Las restantes, como la mayoría de las ya comentadas en crónicas anteriores, son innovadoras nada más que en un ingenuo grado intencional y su aparente heterodoxia conduce a ese callejón sin salida que en el cine es el tedio absoluto. Pretendiendo crear un nuevo público y rescatar al público fugado, en realidad el efecto de estos filmes es el contrario, pues no provoca fascinación alguna, ni crean la menor afición al cine.Hay un hecho que no admite matices: las salas de esta edición de la Berlinale comienzan las proyecciones abarrotadas y las terminan casi vacías. Pero hay más: una buena parte de los espectadores que permanecen hasta el final en sus butacas, no es porque estén disfrutando del aburrimiento, sino porque se encuentran literalmente dormidos.

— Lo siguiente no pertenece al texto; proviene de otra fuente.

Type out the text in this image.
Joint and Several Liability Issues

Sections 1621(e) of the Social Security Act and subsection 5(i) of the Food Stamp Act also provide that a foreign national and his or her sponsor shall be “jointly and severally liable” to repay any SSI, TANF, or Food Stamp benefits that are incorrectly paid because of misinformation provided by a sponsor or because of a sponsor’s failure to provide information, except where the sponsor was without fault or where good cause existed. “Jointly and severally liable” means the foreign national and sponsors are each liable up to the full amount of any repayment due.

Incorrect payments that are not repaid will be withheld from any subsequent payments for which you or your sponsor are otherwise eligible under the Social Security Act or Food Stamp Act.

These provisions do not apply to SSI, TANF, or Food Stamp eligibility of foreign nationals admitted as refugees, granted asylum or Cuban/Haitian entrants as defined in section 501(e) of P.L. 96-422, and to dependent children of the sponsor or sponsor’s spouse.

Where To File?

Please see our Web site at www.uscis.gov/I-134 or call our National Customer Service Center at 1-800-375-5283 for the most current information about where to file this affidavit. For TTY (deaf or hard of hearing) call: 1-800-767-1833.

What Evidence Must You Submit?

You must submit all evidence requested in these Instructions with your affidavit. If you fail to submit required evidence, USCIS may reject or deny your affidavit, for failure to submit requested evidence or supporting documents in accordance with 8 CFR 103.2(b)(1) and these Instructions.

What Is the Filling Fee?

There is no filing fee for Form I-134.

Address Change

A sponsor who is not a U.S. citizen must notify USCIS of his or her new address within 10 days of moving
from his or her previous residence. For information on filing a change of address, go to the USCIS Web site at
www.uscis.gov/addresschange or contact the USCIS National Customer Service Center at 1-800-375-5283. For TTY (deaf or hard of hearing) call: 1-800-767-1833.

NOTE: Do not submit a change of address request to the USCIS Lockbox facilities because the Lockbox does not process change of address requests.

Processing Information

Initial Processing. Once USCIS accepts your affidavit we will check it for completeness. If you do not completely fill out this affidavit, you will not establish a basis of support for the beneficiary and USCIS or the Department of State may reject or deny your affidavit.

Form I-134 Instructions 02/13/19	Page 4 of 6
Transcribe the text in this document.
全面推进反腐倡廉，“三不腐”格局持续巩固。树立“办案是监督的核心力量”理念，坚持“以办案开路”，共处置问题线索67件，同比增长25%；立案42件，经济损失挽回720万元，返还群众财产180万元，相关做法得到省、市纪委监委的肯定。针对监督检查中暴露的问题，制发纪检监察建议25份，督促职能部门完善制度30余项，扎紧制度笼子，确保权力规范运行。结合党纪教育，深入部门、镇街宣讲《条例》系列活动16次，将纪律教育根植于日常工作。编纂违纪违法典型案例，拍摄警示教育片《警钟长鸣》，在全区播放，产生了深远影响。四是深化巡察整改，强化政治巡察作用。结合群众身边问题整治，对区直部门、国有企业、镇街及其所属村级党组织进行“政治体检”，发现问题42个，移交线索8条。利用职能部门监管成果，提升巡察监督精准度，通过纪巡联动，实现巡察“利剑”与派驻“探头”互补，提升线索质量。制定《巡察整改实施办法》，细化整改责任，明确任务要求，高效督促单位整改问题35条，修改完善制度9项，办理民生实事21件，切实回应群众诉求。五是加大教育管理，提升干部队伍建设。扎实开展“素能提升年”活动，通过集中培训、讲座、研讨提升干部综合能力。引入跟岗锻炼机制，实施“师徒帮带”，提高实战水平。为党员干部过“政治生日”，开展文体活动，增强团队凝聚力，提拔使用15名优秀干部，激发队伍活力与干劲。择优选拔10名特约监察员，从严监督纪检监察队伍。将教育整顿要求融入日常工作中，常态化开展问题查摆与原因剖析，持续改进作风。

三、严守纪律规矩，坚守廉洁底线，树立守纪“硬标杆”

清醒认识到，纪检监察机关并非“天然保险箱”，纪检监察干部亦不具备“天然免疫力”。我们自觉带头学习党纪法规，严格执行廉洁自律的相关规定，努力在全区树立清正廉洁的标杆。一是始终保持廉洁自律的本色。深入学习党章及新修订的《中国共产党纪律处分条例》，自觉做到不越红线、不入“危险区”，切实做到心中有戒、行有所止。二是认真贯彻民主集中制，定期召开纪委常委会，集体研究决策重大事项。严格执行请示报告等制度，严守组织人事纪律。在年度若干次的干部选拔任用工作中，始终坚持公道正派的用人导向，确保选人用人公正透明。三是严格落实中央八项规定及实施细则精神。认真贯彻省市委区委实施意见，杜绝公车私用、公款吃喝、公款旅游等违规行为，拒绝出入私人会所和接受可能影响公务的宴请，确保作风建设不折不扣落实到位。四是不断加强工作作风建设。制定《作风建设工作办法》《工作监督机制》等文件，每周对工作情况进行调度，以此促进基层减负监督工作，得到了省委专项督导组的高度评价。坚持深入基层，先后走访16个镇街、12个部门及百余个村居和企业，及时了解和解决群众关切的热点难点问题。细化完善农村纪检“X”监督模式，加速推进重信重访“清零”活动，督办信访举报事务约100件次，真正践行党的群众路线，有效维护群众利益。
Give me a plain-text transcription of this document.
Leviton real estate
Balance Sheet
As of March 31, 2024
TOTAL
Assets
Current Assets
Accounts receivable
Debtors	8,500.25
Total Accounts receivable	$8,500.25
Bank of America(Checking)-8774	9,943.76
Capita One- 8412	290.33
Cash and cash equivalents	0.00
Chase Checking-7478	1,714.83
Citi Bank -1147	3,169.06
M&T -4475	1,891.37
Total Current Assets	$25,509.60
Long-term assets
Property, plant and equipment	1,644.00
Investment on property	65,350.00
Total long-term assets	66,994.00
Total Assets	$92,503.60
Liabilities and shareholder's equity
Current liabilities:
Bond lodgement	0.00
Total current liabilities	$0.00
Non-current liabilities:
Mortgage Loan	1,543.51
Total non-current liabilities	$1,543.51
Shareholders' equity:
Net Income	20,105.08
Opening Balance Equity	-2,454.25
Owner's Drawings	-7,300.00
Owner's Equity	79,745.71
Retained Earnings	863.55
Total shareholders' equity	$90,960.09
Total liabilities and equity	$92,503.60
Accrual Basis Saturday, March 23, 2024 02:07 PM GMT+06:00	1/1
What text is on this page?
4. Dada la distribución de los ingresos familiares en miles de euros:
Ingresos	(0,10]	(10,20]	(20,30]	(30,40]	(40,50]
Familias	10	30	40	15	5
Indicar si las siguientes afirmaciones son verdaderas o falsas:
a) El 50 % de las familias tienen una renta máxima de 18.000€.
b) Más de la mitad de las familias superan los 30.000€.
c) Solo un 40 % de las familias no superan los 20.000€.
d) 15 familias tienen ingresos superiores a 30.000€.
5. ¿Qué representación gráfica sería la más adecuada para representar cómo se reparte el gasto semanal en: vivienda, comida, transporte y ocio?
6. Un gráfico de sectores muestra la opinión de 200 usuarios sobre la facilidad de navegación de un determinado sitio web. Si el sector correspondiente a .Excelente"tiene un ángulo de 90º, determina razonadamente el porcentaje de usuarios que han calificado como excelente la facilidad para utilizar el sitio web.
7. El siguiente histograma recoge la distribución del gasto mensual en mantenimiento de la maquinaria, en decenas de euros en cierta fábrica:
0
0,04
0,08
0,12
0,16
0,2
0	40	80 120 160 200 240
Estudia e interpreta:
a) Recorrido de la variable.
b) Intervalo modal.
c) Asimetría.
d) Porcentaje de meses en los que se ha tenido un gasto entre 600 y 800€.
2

Si la película alemana Adiós al falso paraíso, dirigida por Tevlik Basser, es un barbitúrico de efectos contundentes, la rusa El esclavo, escrita y dirigida por Vadim Abdraschitov, es ese mismo barbitúrico con el añadido de una dosis mortal de cianuro. Es difícil superar a este intrincado galimatías, que merece el récord mundial de ininteligibilidad. Lleva dentro dos horas y media de celuloide indigerible y tanto es así que en una pequeña encuesta casera, a la salida de la proyección, todos los participantes coincidieron en que no tenían ni la menor idea de qué trataba esta película, de qué hablaba, qué ocurría en ella, a qué se refería.

La perestroika cinematográfica, que ganó adeptos en años anteriores porque sus películas hablaban claro, ha pasado de la claridad de ideas, a las nieblas impenetrables de la falta absoluta de ideas. Y, sin embargo, este filme ruso es cristalino comparado con las tres horas de otro alemán, Juana de Arco en Mongolia, que es calificado con indulgencia como "la película mongólica".